Stand: EL 35 – ET: 03/2022

Zu der Frage, welche Frist aufgrund der handelsrechtlichen Zwecke der aktuellen Rechenschaft und der frühzeitigen Vorsorge für Kap.-Erhaltung im Normalfall der UN-Fortführung zu fordern ist, lassen sich unterschiedliche Meinungen vertreten (vgl. Blumers (1983), S. 58ff., m. w. N.). So hielt es das BVerfG in seinem Beschluß vom 15.03.1978 für fraglich, ob sich "unter handelsrechtlichen Gesichtspunkten für alle denkbaren Anwendungsfälle des § 39 Abs. 2 Satz 2 HGB allgemein bestimmen läßt, wann eine Jahresbilanz frühestens errichtet werden kann und spätestens errichtet sein muß" (BVerfG, Beschluß vom 15.03.1978, 2 BvR 927/76 BB 1978, S. 572f.). Nach Auffassung des BVerfG ist die Frage der rechtzeitigen Bilanzerstellung nach den individuellen Verhältnissen des jeweiligen UN und den daraus billigerweise zu stellenden Anforderungen zu beantworten.
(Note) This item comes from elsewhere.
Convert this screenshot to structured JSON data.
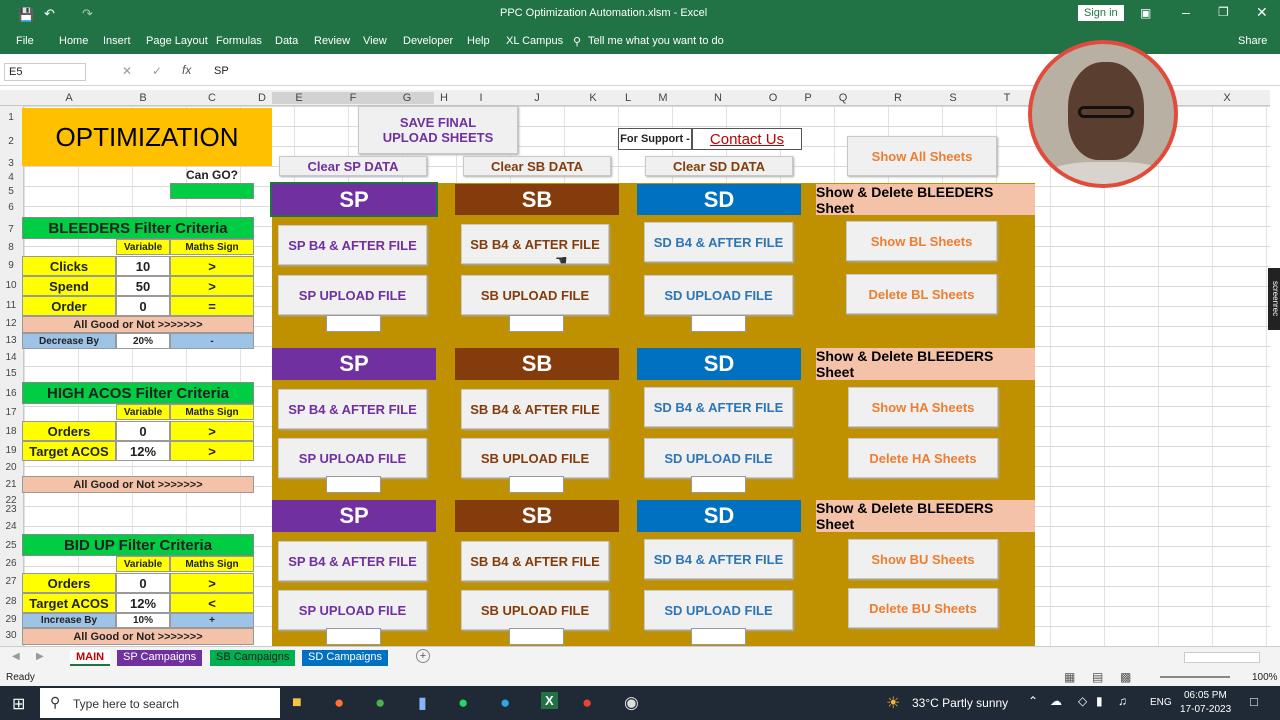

Diese Einzelfallbezogenheit der billigerweise zu stellenden Anforderungen ist ein wichtiges Argument gegen die Kodifikation einer bestimmten Frist.

 

Rn. 92

Stand: EL 35 – ET: 03/2022

Viele kleinere UN sind aufgrund der Komplexität des Steuerrechts bei der Aufstellung des JA auf die Mithilfe der steuerberatenden Berufe angewiesen oder übertragen ihre Buchführung auf externe Dienstleister. Die Steuerberater sind v.a. in den ersten Monaten des Kalenderjahres durch die Abschlüsse der KapG und ihnen gleichgestellten Gesellschaften beansprucht, so dass die JA von Einzelkaufleuten und PersG nicht ebenfalls in der ersten Jahreshälfte erstellt werden können. Dieses Problem lässt sich i. d. R. auch nicht, wie von Schmidt ((1978), S. 32f.) vorgeschlagen, durch eine vom Kalenderjahr abweichende Wahl des GJ beseitigen. Denn für die Wahl des GJ müssen wirtschaftliche Gründe und nicht die Arbeitsbelastung der steuerberatenden Berufe entscheidend sein. Viele UN geben offensichtlich dem Kalenderjahr als GJ den Vorzug. Ein wichtiger wirtschaftlicher Grund dafür ist z. B. die Beendigung des Weihnachtsgeschäfts und – damit einhergehend – der niedrige Bestand der Läger am Ende des Kalenderjahres.

 

Rn. 93

Stand: EL 35 – ET: 03/2022

Einerseits müssen die zeitlichen Möglichkeiten der Betriebe und der von ihnen Beauftragten, einen JA zu erstellen, als Argument akzeptiert werden. Andererseits dürfen die Verhältnisse des betreffenden UN und die unter Berücksichtigung der Arbeitsbelastung der Steuerberater billigerweise zu stellenden Anforderungen nicht zu einer Aufstellungsfrist führen, die die eigentlichen Zwecke des handelsrechtlichen JA zunichtemacht (vgl. Runge, BB 1972, S. 570 (571)). Schmidt/Usinger (in: Beck Bil-Komm. (2020), § 243 HGB, Rn. 93) und Adler/Düring/Schmaltz (ADS (1995), § 243, Rn. 43 in Ausnahmefällen) halten der BFH-Rspr. folgend eine Höchstfrist von zwölf Monaten auch handelsrechtlich für ausreichend. V.a. aufgrund der hohen Bedeutung des Selbstinformationszwecks des handelsre...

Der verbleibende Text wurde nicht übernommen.